Fishermen in Uproar Over IEMRS Regulations
Invercargill commercial fishermen have recommended that MPI immediately halt and review the implementation of their
IEMRS. The meeting described Minister Nathan Guy’s rushed approach to IEMRS as “unworkable, excessive and possibly
unlawful”. In addition, the meeting recommended the Ministry address the unintended consequences of this process, remove
the blanket edicts which permeate the regulations and get serious about taking a collaborative approach with Industry
representatives.
The meeting’s spokesman, Bill Chisholm, said that fishermen had supported IEMRS in good faith, as it has the potential
to provide better data for fisheries management.
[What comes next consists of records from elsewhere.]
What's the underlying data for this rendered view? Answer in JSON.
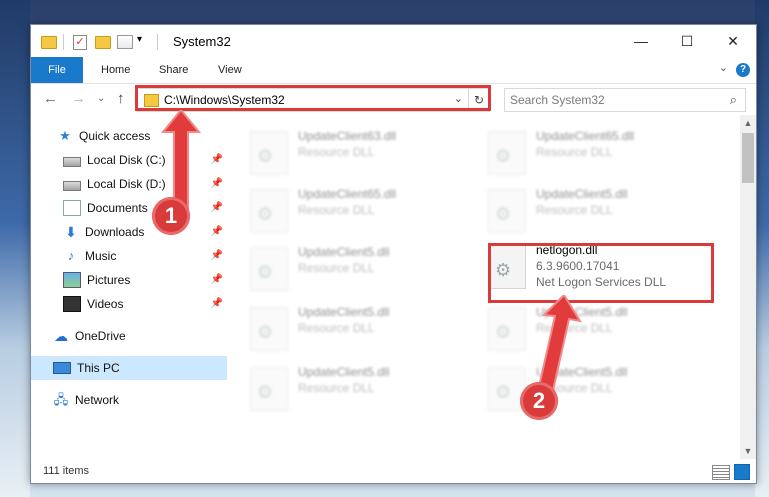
{
  "window": {
    "title": "System32",
    "controls": {
      "minimize": "—",
      "maximize": "☐",
      "close": "✕"
    }
  },
  "ribbon": {
    "tabs": [
      "File",
      "Home",
      "Share",
      "View"
    ],
    "help": "?"
  },
  "address": {
    "path": "C:\\Windows\\System32",
    "search_placeholder": "Search System32"
  },
  "nav": {
    "items": [
      {
        "label": "Quick access",
        "icon": "star-icon",
        "pinned": false
      },
      {
        "label": "Local Disk (C:)",
        "icon": "disk-icon",
        "pinned": true
      },
      {
        "label": "Local Disk (D:)",
        "icon": "disk-icon",
        "pinned": true
      },
      {
        "label": "Documents",
        "icon": "documents-icon",
        "pinned": true
      },
      {
        "label": "Downloads",
        "icon": "downloads-icon",
        "pinned": true
      },
      {
        "label": "Music",
        "icon": "music-icon",
        "pinned": true
      },
      {
        "label": "Pictures",
        "icon": "pictures-icon",
        "pinned": true
      },
      {
        "label": "Videos",
        "icon": "videos-icon",
        "pinned": true
      },
      {
        "label": "OneDrive",
        "icon": "onedrive-icon",
        "pinned": false
      },
      {
        "label": "This PC",
        "icon": "this-pc-icon",
        "pinned": false,
        "selected": true
      },
      {
        "label": "Network",
        "icon": "network-icon",
        "pinned": false
      }
    ]
  },
  "files": [
    {
      "name": "UpdateClient63.dll",
      "sub": "Resource DLL"
    },
    {
      "name": "UpdateClient65.dll",
      "sub": "Resource DLL"
    },
    {
      "name": "UpdateClient65.dll",
      "sub": "Resource DLL"
    },
    {
      "name": "UpdateClient5.dll",
      "sub": "Resource DLL"
    },
    {
      "name": "UpdateClient5.dll",
      "sub": "Resource DLL"
    },
    {
      "name": "netlogon.dll",
      "version": "6.3.9600.17041",
      "description": "Net Logon Services DLL"
    },
    {
      "name": "UpdateClient5.dll",
      "sub": "Resource DLL"
    },
    {
      "name": "UpdateClient5.dll",
      "sub": "Resource DLL"
    },
    {
      "name": "UpdateClient5.dll",
      "sub": "Resource DLL"
    },
    {
      "name": "UpdateClient5.dll",
      "sub": "Resource DLL"
    }
  ],
  "status": {
    "count": "111 items"
  },
  "annotations": {
    "step1": "1",
    "step2": "2"
  },
  "colors": {
    "accent": "#1979ca",
    "highlight": "#d93a3a",
    "selected_nav": "#cce8ff"
  }
}
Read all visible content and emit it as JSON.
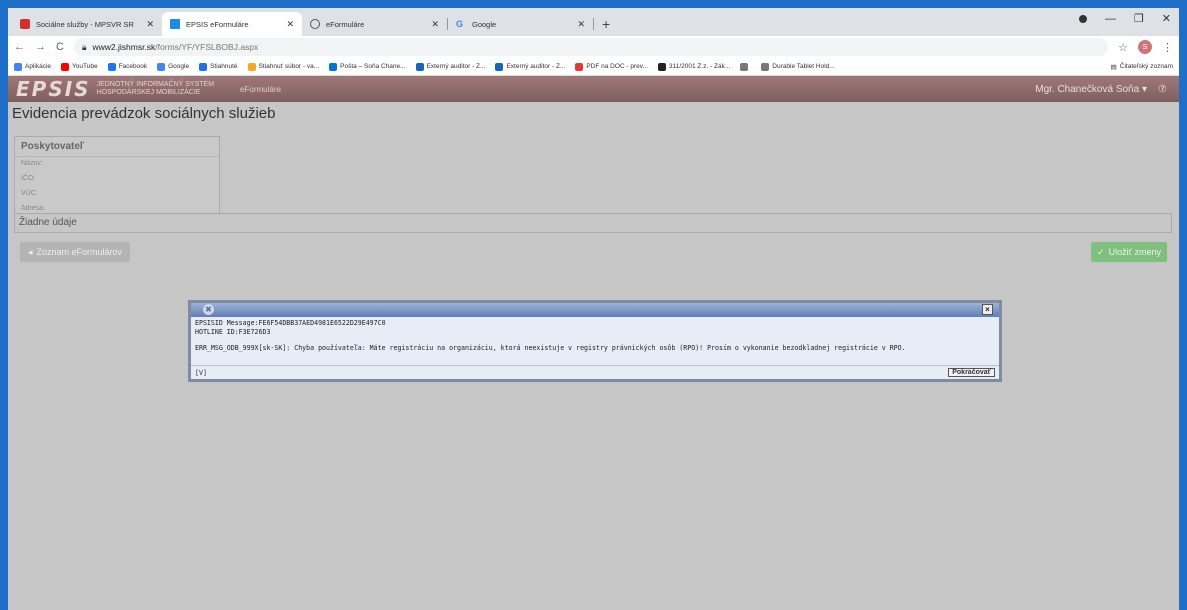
{
  "browser": {
    "tabs": [
      {
        "title": "Sociálne služby - MPSVR SR",
        "active": false,
        "favicon_color": "#d32f2f"
      },
      {
        "title": "EPSIS eFormuláre",
        "active": true,
        "favicon_color": "#1e88e5"
      },
      {
        "title": "eFormuláre",
        "active": false,
        "favicon_color": "#555555"
      },
      {
        "title": "Google",
        "active": false,
        "favicon_color": "#4285f4"
      }
    ],
    "url_host": "www2.jishmsr.sk",
    "url_path": "/forms/YF/YFSLBOBJ.aspx",
    "bookmarks": [
      {
        "label": "Aplikácie",
        "color": "#4285f4"
      },
      {
        "label": "YouTube",
        "color": "#ff0000"
      },
      {
        "label": "Facebook",
        "color": "#1877f2"
      },
      {
        "label": "Google",
        "color": "#4285f4"
      },
      {
        "label": "Stiahnuté",
        "color": "#1a73e8"
      },
      {
        "label": "Stiahnuť súbor - va...",
        "color": "#f9a825"
      },
      {
        "label": "Pošta – Soňa Chane...",
        "color": "#0078d4"
      },
      {
        "label": "Externý auditor - Z...",
        "color": "#1565c0"
      },
      {
        "label": "Externý auditor - Z...",
        "color": "#1565c0"
      },
      {
        "label": "PDF na DOC - prev...",
        "color": "#e53935"
      },
      {
        "label": "311/2001 Z.z. - Zák...",
        "color": "#222222"
      },
      {
        "label": "",
        "color": "#777777"
      },
      {
        "label": "Durable Tablet Hold...",
        "color": "#777777"
      }
    ],
    "reading_list": "Čitateľský zoznam",
    "avatar_letter": "S"
  },
  "app": {
    "logo": "EPSIS",
    "logo_sub_1": "Jednotný informačný systém",
    "logo_sub_2": "hospodárskej mobilizácie",
    "module": "eFormuláre",
    "user": "Mgr. Chanečková Soňa",
    "user_caret": "▾",
    "help": "⑦",
    "page_title": "Evidencia prevádzok sociálnych služieb",
    "provider": {
      "heading": "Poskytovateľ",
      "fields": [
        "Názov:",
        "IČO:",
        "VÚC:",
        "Adresa:"
      ]
    },
    "no_data": "Žiadne údaje",
    "list_button": "Zoznam eFormulárov",
    "save_button": "Uložiť zmeny"
  },
  "dialog": {
    "line1": "EPSISID Message:FE6F54DBB37AED4981E6522D29E497C0",
    "line2": "HOTLINE ID:F3E726D3",
    "line3": "ERR_MSG_ODB_999X[sk-SK]: Chyba používateľa: Máte registráciu na organizáciu, ktorá neexistuje v registry právnických osôb (RPO)! Prosím o vykonanie bezodkladnej registrácie v RPO.",
    "footer_left": "[V]",
    "continue_button": "Pokračovať",
    "close": "×"
  }
}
However, the whole thing had degenerated into a series of unworkable
proposals based on the Ministry’s unilateral, rushed approach. With this comes uncertainty, high costs and low
probability of success.
“The potential for outages and cost overruns alone is massive, especially as the Ministry has duck shoved
accountability for running the IEMRS platform to private providers” Mr Chisholm said. “This means that if the system
goes down, we can’t go fishing. Imagine how that will work when the expected Novopay-like outages occur. The Regulations
place all the accountability on private companies and fishermen, and none on the Ministry officials who’ve dreamed up
this mess.”
The meeting recommended that the IEMRS project be immediately halted, and a full scientific and management review
undertaken. The review should take into account the real data needs for improving fishery management without the
unintended consequences such as fishermen going broke and more expensive fish in the shops. Legal issues relating to
privacy, Intellectual Property protection and outage management also need to be dealt with. Mr Chisholm explained “We
want to get this right first time, and not be beholden to unaccountable bureaucrats running their own agenda. All we ask
is that the Ministry genuinely works with us within reasonable time frames, so we can get this project right.”